Lack of new campaign rules adds to outside spending groups’ 2012 influence

The lack of government regulation in the wake of the Citizens United decision has campaign-finance experts worried that outside groups will be spending like they never have before.

The Federal Election Commission (FEC) has been deadlocked on most attempts to create new regulations and hasn’t passed any new ones this year.

{mosads}With Election Day 2012 less than a year away, many campaign finance experts have grown irritated with the lack of direction and are worried about what kind of fallout it will bring.

“Right now, we have frustration. These rules were written in a world prior to Citizens United,” former FEC general counsel Larry Noble, now with Skadden, Arps, Slate, Meagher & Flom, told The Hill.

David Mason, a former FEC commissioner and now a senior vice president at Aristotle, noted the absence of rules could embolden outside spending groups.

“The [lack of regulation] is going to make the aggressive players even more dominant. The people who are unwilling to take risks either won’t play or won’t play in a particular arena,” he said, adding that there could be unprecedented levels of spending.

The Citizens United decision lifted the limits on how much corporations and unions could spend on the election. As a result, last year’s election saw the rise of super-PACs — groups that took advantage of the ruling to raise millions of dollars, which they are expected to repeat this cycle.

The Hill reported earlier this month that those groups had spent at least $35 million already.

Former FEC Chairman Michael Toner, a partner at Wiley Rein, warned that some outside spending groups will do what they need to now and “ask for forgiveness later.”

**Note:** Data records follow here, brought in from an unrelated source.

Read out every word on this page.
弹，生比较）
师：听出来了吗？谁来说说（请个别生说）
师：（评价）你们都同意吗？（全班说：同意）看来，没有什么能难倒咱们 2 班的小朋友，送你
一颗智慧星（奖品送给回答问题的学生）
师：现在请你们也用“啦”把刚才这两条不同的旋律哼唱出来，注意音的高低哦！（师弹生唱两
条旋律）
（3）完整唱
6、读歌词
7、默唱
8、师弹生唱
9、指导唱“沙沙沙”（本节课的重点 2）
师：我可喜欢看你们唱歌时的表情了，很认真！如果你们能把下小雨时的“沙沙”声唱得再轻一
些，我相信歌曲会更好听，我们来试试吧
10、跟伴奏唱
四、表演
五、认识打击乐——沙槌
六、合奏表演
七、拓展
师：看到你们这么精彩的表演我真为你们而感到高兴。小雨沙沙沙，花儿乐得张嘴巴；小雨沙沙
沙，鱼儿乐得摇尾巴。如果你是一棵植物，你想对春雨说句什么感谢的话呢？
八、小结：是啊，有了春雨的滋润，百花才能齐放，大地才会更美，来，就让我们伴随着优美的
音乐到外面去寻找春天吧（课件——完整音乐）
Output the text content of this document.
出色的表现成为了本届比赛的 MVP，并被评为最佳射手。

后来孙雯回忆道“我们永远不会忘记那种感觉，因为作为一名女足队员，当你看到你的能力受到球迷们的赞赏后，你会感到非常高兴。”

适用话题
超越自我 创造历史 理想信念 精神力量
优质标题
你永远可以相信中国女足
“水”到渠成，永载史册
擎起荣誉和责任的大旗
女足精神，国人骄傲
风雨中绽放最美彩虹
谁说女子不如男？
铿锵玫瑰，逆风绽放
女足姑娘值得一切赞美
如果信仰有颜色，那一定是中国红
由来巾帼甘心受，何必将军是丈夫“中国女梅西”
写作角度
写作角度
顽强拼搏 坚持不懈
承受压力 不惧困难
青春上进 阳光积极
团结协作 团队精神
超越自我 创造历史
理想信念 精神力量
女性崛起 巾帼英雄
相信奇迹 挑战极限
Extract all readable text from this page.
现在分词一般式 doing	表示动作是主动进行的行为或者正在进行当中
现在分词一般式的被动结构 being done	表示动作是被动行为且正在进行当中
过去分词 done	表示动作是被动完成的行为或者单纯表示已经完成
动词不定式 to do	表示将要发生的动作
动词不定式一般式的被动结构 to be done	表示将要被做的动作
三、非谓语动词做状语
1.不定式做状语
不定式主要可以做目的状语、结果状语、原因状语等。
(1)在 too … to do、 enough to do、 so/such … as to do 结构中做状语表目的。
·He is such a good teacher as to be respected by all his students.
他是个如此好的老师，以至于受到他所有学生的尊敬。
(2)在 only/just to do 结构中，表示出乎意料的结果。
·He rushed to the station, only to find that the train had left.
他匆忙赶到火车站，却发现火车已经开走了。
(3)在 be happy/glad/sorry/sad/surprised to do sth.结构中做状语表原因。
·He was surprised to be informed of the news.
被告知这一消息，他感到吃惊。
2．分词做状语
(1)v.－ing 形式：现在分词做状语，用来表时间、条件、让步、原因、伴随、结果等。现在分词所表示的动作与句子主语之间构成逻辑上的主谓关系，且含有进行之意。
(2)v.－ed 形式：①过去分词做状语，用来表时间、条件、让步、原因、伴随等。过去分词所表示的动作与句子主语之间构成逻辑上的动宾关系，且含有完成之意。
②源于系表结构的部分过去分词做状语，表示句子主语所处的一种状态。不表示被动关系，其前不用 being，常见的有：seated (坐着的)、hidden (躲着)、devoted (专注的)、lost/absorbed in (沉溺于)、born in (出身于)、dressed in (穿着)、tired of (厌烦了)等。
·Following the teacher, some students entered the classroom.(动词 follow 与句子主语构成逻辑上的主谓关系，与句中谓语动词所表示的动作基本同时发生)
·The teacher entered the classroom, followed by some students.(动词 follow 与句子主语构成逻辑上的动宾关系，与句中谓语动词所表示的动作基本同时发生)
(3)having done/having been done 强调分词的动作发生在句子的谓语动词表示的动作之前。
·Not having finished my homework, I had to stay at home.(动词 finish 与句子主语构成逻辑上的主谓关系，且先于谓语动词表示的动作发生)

“The bottom line is there is not going to be any new laws between now and the election,” Toner said. “What we’ve got is what we’ve got and that’s how the battle is going to be fought.”

The FEC declined to comment.

The 2010 election saw an unprecedented level of spending.

A report from the watchdog group Public Citizen estimated that outside groups spent almost $300 million in last year’s election — four times what they spent in 2006.

And that’s expected to increase in 2012. President Obama’s reelection team is said have a goal of raising $1 billion to combat those groups.

More regulation could be key, watchdog groups argue. 

For now, when outside spending groups ask for clarification, they are asking the FEC for advisory opinions on what they can or can’t do.

Those are usually about a group’s specific situation and tend to answer narrow questions, not provide an overall roadmap.

Campaign Legal Center FEC Program Director and Associate Legal Counsel Paul Ryan noted that of the groups that ask for clarifications, they are looking to “deregulate current campaign finance laws,” not add boundaries.

And there isn’t a lot of optimism that will change before Election Day.

Noble said the likelihood of there being major changes during 2012 was slim.

“Unless there’s a real emergency,” changing the rules mid-election cycle is relatively taboo, he said.

“As the election goes on, there’s going to be a lot of pushback about them changing the rules in a way that’s more restrictive,” Noble explained.

The FEC has tried and failed several times over the past year to begin this rulemaking process, one campaign finance attorney, who request anonymity to speak candidly, told The Hill. It has voted three times on notice of proposed rulemakings to move forward as a regulation.

Only one proposed rule made it through, and that rule does not do much in the way of interpretation or enforcement, the attorney said.

“It strikes out rules that it already said two years ago weren’t going to be applying. [It’s] more of a housekeeping rul[e],” the attorney explained.

Democracy 21 President Fred Wertheimer blamed the commission for the holdup.

“We have an agency that is statutorily charged with implementing and enforcing campaign finance laws. The agency has been taken over by three Republican commissioners who have no interest in enforcing these laws because they don’t like them,” Wertheimer told The Hill, referring to the deadlocked commission, which is made up of three Republicans and three Democrats.

“As a result we have no way to get campaign finance laws enforced, except by criminal actions being brought by the Justice Department.”